Unruly bits and bytes at the outer limits of music
Milwaukee Laptop Orchestra, MILO and TORCH at Friday's Unruly Music Festival.
The title – Unruly Music – set the expectations for the three concert festival held over the weekend at Marcus Center’s Uihlein Hall. Contemporary composition (or improvisation) that pushes the barriers of musical performance may be startling, even unpleasant to those unaccustomed. But these concerts are intended to explore new avenues.
This is particularly true when electronic tools replace or augment conventional instruments, as they did Friday evening, in a program featuring the Milwaukee Laptop Orchestra and two new ensembles with some MILO members.
Many sounds are produced conventionally, others unconventionally on conventional instruments – as when an electric guitar was “played” by twisting the base of a glass Coke bottle against the strings. But the exploration begins with what is done with that initial sound. Electronic reshaping of the input can create vastly different outputs. When a computer is used to create the initial sound, the options open up further, creating a soundscape never heard before. Shaping that sound world in creative ways – beyond creating noise – is the challenge to the process.
MILO (also on the web here) has been a regular Unruly presence. The ensemble is an integral part of the educational mission of the Electro-Acoustic Music Center at the University of Wisconsin-Milwaukee. Friday evening, nine players worked with laptops, tablets, electric guitars, a clarinet and electronically augmented voice. The audience were voyeurs to a large group exercise in improvisation. The music progressed through several cycles, starting simply with whispered vocals or plucked guitar or short clarinet riffs, then built as others added synthesized or reprocessed sounds. Tempos and volume increased until, as the sound got more chaotic, it quickly withdrew to rev up again.
These works are often difficult to follow. Those with electronic devices do little to signal what they are doing. It is often unclear where a sound is originating or who is shaping it further. The result is surely more satisfying to the players, who know the parameters manipulated by the members and their relative effect, than to the audience. They face the challenge of improvised collaboration and are more aware of when it succeeds or feels flat. They barely acknowledge the audience at all.
This concert was more satisfying because of the introduction of two additional ensembles – one all electronic and the other working almost entirely with familiar instruments.

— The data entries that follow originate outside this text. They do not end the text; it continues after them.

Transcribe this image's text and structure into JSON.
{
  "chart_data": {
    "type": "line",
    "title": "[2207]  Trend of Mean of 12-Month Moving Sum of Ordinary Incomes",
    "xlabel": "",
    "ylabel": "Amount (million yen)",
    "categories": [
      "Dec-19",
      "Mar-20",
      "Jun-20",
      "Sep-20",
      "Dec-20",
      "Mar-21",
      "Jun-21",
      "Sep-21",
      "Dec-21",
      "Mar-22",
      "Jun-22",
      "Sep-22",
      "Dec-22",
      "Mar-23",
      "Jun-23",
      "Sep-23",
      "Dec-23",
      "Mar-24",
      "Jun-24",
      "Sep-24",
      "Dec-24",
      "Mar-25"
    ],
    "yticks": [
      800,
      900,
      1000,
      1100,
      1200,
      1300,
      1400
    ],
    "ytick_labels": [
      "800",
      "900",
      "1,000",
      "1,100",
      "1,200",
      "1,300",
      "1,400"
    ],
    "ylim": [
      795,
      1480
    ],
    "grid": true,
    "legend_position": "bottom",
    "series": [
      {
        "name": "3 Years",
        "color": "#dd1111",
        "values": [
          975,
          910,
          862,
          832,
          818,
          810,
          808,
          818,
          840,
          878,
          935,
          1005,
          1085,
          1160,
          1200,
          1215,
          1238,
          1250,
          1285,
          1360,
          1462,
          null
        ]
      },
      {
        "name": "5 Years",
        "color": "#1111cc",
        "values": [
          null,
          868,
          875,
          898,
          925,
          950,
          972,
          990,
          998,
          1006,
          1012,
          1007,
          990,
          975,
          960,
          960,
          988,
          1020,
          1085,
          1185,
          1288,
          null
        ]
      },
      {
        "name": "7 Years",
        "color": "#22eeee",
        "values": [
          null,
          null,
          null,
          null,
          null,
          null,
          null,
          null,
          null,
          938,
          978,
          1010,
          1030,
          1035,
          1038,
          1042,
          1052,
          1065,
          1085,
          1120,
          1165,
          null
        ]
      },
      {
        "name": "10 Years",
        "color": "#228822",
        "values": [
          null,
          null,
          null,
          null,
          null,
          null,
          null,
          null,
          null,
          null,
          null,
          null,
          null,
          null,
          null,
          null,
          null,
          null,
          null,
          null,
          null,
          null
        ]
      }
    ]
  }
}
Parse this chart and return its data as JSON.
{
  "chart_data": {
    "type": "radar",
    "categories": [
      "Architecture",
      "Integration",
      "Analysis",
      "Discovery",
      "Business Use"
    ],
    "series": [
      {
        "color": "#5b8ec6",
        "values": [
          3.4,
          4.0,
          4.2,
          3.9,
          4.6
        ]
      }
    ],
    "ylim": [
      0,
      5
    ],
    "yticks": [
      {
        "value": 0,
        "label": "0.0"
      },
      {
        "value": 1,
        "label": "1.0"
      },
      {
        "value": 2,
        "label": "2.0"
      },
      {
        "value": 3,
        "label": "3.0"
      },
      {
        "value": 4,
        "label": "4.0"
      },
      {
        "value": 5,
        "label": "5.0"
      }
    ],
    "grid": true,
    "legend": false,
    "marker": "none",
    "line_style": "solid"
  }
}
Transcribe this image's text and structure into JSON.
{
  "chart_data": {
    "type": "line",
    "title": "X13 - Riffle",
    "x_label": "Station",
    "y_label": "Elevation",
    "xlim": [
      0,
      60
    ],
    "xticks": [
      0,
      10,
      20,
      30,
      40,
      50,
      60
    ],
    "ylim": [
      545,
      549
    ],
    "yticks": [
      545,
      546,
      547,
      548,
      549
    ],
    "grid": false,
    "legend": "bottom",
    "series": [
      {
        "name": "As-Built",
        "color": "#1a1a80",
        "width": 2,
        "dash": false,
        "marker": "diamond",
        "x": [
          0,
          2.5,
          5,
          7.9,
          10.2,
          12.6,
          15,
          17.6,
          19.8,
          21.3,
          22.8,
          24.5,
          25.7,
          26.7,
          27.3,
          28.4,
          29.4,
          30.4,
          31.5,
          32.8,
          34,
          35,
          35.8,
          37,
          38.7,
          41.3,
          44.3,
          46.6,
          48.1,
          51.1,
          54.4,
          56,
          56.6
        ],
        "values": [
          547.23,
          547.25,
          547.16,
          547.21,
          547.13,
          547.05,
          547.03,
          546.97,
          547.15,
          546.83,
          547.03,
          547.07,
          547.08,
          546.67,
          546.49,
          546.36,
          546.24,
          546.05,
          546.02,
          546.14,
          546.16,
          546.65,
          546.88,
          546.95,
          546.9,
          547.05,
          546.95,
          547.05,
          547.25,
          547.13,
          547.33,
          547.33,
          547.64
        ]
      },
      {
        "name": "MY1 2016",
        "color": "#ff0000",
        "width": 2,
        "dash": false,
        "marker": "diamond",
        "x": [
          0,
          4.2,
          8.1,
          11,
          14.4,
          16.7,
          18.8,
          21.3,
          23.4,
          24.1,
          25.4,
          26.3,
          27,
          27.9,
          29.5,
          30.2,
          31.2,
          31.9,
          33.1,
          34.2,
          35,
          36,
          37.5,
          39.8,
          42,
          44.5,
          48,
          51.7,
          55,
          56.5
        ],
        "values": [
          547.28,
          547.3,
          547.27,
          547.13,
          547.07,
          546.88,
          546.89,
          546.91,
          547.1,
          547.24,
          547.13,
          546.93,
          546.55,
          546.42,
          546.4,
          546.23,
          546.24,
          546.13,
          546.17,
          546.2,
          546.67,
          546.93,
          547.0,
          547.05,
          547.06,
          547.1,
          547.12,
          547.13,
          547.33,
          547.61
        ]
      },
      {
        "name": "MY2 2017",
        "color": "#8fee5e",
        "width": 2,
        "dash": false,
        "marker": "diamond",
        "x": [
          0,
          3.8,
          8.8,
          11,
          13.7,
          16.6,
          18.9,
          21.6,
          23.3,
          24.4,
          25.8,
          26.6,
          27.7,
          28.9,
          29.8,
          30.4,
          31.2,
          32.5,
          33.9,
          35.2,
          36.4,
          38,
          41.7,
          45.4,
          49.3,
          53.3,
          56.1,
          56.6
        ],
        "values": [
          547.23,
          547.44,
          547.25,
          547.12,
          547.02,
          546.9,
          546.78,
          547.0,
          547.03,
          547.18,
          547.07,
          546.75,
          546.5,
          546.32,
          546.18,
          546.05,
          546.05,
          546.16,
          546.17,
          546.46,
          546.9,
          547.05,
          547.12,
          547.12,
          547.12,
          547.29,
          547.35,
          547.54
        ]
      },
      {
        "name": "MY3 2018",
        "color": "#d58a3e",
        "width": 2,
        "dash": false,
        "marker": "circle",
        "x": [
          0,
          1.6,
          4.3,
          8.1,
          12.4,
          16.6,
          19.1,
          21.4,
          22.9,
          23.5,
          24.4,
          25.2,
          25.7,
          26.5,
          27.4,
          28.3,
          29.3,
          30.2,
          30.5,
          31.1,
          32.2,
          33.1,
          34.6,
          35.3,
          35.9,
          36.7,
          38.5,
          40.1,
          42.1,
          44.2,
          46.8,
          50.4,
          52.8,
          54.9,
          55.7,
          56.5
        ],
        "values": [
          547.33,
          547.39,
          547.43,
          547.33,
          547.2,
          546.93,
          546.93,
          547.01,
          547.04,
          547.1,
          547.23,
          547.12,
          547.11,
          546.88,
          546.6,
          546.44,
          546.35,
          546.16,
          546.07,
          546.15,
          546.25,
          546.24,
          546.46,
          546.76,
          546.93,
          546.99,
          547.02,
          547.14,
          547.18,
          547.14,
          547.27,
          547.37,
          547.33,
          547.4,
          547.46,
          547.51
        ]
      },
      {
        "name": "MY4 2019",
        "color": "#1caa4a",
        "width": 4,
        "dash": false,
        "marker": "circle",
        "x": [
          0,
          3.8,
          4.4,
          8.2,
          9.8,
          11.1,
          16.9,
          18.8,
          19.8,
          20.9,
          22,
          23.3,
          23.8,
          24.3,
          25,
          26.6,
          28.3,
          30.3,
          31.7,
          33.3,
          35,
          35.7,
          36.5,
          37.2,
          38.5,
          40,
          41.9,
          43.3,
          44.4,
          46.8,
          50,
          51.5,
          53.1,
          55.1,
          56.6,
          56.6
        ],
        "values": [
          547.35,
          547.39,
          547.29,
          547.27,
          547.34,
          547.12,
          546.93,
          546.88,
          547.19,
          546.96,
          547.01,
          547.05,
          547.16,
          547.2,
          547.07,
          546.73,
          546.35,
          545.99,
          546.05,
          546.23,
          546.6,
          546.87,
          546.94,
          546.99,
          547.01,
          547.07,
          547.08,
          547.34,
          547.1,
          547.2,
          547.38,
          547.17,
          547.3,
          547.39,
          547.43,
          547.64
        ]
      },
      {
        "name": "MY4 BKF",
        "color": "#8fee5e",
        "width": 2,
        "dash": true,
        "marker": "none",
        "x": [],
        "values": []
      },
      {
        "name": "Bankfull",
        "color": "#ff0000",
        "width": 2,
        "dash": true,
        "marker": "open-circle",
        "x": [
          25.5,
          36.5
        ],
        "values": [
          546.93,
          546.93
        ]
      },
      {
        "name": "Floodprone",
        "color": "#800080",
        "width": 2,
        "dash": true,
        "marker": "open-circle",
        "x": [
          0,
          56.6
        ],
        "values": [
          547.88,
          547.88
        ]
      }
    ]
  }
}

TORCH involved eight players. They all stood at the front of the stage with identical iPads. The power of these tablets lay in the program – a very flexible synthesizer set up to process sound along a wide variety of dimensions. Some parameters were programmed as a series of presets. Others could be manipulated live by touching or twisting the iPad. Multiple touches responded to location, direction and relationship to one another, providing a player with an unconventional but ultimately intuitive instrument. Turning the iPad triggered internal sensors programmed to modify the sound or increase its volume. Each iPad began with different presets. Some produced pure keyboard like tones, but others bubbled, stretched sounds or rapidly changed pitch. A motif or rhythmic pattern could be passed around the group, or individuals could riff on their iPad and challenge another to respond.
This performance worked more for me than did MILO’s part of the program. For one thing, I could tell who was playing what. The “flavors” built into each iPad became obvious (although they could be changed during the performance). I could see players shaping sounds by moving their fingers. Occasionally, one could make out the visual cues on the tablet screens. In addition, improvisation was being “conducted.” Kevin Schlei controlled participation by selecting one or several players, allowing individual or group themes to develop, intensify or abruptly stop.
Schlei wrote the program, TC-11 – you can buy it on iTunes. A user review praises the flexibility of this tool but warns that to be productive one should be prepared to invest time in mastering the large number of options Schei’s app allows.
The sound world created by this group was more familiar, although the interpretation was contemporary and the “unruly” edges could create as much chaos as sections of the MILO presentation. “Conductors” can improve improvisation by balancing the creative inspiration of individual players with a vision that shapes the overall performance.
The Participants
MILO: Chris Burns, David Collins, Elliot Patros, Kevin Schlei, Steve Schlei, Jim Schoenecker, Amanda Schoofs, Erik Schoster, Sebastian Ignacio-Valenzuela Rojas, Seth Warren-Crow.
TORCH: Chris Burns, Warren Enstrom, Mary Francis, Bill Heinrichs, Brian Lynch, Adam Murphy, Grant Richter, Schlei.
Great Lakes Improvising Orchestra: Linda Binder, Burns, Collins, Jeff Klatt, Steve Nelson-Raney, Jon Mueller, Rick Ollman, Kevin Schlei, Steve Schlei, Schoenecker, Schoofs, Warren-Crow.